Six people in East China's Zhejiang Province and four in Beijing who returned from Italy were all filed and investigated this month for not reporting or registering their real health conditions to customs authorities, which have violated the Criminal Law and the Law on the Prevention and Treatment of Infectious Diseases.

The local government of Changchun city, Northeast China's Jilin Province, has released the entire fee of a coronavirus patient who received treatment in a hospital and later recovered: 10,234 yuan ($1,461). The figure would be much higher if it included testing fees.

China has taken a serious stance on the control of imported cases.

Beijing, the capital of China, has designated the new China International Exhibition Center in the suburb of Shunyi district as a temporary transit point for travelers from epidemic-hit countries, in a bid to contain the surge in imported cases.

At the Beijing International Airport, passengers are asked to disembark planes in small batches. They then have their temperatures taken and file a health situation card before passing border control.

A lady in her 60s surnamed Qiao, who picked up her grandson and returned with him from the UK, told the Global Times on Friday at the transit point that she will be isolated for 14 days with their grandson at home to ensure the public safety. She said her family are not confident in the measures being taken by the UK government, so she asked her son who works in London to send the boy back to China with her.

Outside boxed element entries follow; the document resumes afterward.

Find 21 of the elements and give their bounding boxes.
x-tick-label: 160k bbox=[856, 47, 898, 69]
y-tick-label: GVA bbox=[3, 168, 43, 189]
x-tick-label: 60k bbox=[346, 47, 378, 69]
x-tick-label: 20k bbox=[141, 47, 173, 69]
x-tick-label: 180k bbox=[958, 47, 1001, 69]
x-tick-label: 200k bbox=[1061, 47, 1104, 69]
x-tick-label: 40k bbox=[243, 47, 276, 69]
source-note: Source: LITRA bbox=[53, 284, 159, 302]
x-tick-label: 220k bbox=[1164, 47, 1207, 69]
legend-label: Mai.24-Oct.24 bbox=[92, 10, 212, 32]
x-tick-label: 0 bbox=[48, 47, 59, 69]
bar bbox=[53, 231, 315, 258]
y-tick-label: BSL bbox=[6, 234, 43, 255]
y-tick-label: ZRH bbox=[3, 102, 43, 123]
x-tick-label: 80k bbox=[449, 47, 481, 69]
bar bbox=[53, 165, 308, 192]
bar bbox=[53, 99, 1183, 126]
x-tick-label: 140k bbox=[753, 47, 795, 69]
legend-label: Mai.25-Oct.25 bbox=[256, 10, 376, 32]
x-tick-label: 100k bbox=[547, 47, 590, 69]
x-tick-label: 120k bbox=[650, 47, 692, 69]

The governments of Beijing and Shanghai and many other cities announced recently that for those who are not covered by China's national medical insurance, they will not enjoy free testing and treatment after being confirmed to be infected when entering China.

Zhoukou, a city in Central China's Henan Province, says those who have returned from overseas must report their health conditions honestly and undergo two weeks of quarantine and observation. If not, they will not enjoy free treatment from the government and will be held accountable.

China has recorded more than 110 imported COVID-19 cases as of Saturday. The National Health Commission says it is paying close attention to the rapid global spread of the virus.